• The USD/JPY falls some 0.25% as the New York session begins.
  • The Bank of Japan kept interest rates unchanged, though scaling back some of the pandemic stimulus.
  • USD/JPY Technical Outlook: Despite the last two-day downward move, it has an upward bias.

After three of the most influential central banks delivered “hawkish” monetary policy decisions, the USD/JPY slides during the New York session trading at 113.36 at the time of writing.  As witnessed by European and US equities dropping, the market sentiment is downbeat as investors assess monetary policy shift on the Fed, BoE, and ECB as the year-end looms.

Earlier in the Asian session, the Bank of Japan decided to slightly scale back the pandemic stimulus, though it kept rates unchanged at -0.10%. Additionally, it extended its pandemic-relief scheme by six months, ensuring that commercial banks keep funds flowing towards small branches.

According to Bank of Japan Governor Kuroda, he said that inflation remains well below the 2% target of the central bank, and it may “perk up next year,” mainly caused by high energy prices. However, he does not foresee it would reach the level seen in Western economies, so he emphasized that there is no need to tighten monetary policy.

In the meantime, the US 10-year Treasury yield, which strongly correlates with the USD/JPY currency pair, falls four basis points, sitting at 1.378%, below the 1.40% threshold, a headwind for the USD vs. the JPY. Contrarily, the US Dollar Index, a measurement of the greenback’s value against six peers, rises some 0.15%, up to 96.19.

USD/JPY Price Forecast: Technical outlook

The USD/JPY failure at the 50-day moving average (DMA) exerted downward pressure on the pair, which slumped towards the confluence of an upslope trendline and the October 28 cycle low at 113.25, a support level that put a lid on the fall, as USD buyers, defended the aforementioned level. Furthermore, as long as the longer time-frame DMAs remain below the spot price, the USD/JPY has an upward bias, but the move appears to be spurred by falling US bond yields.

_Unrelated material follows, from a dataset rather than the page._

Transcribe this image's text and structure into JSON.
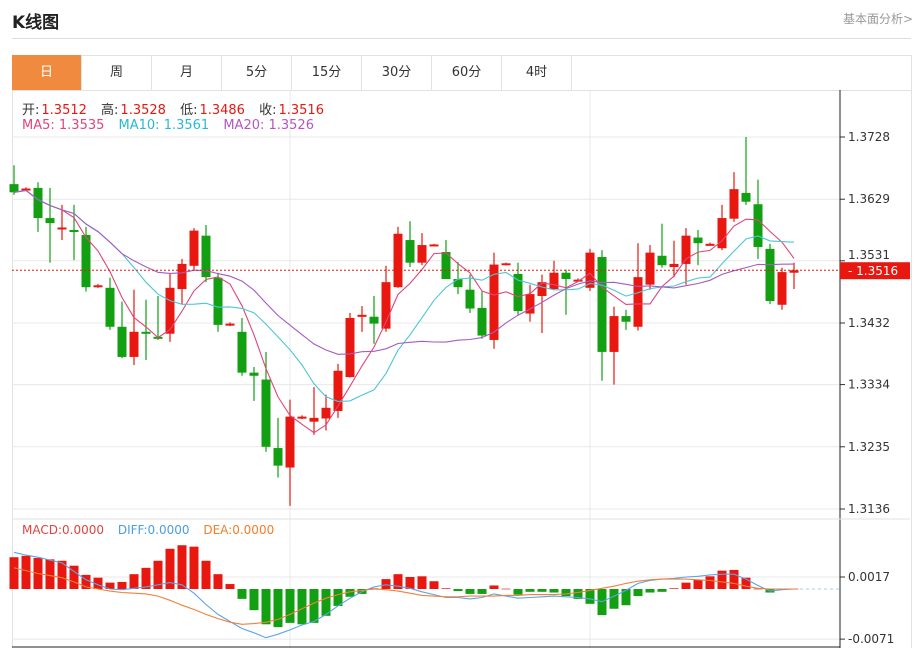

On the downside, the October 28 pivot low at 113.25 is the first support level for the USDY/JPY. A breach of the latter would expose essential support levels, like the 113.00 figure, followed by the November 30 swing low at 112.53.

To the upside, the USD/JPY first resistance level would be the 50-DMA at 113.81. A break above that level would open the door for further upside. The next resistance would be 114.00, followed by the October 20 high at 114.70.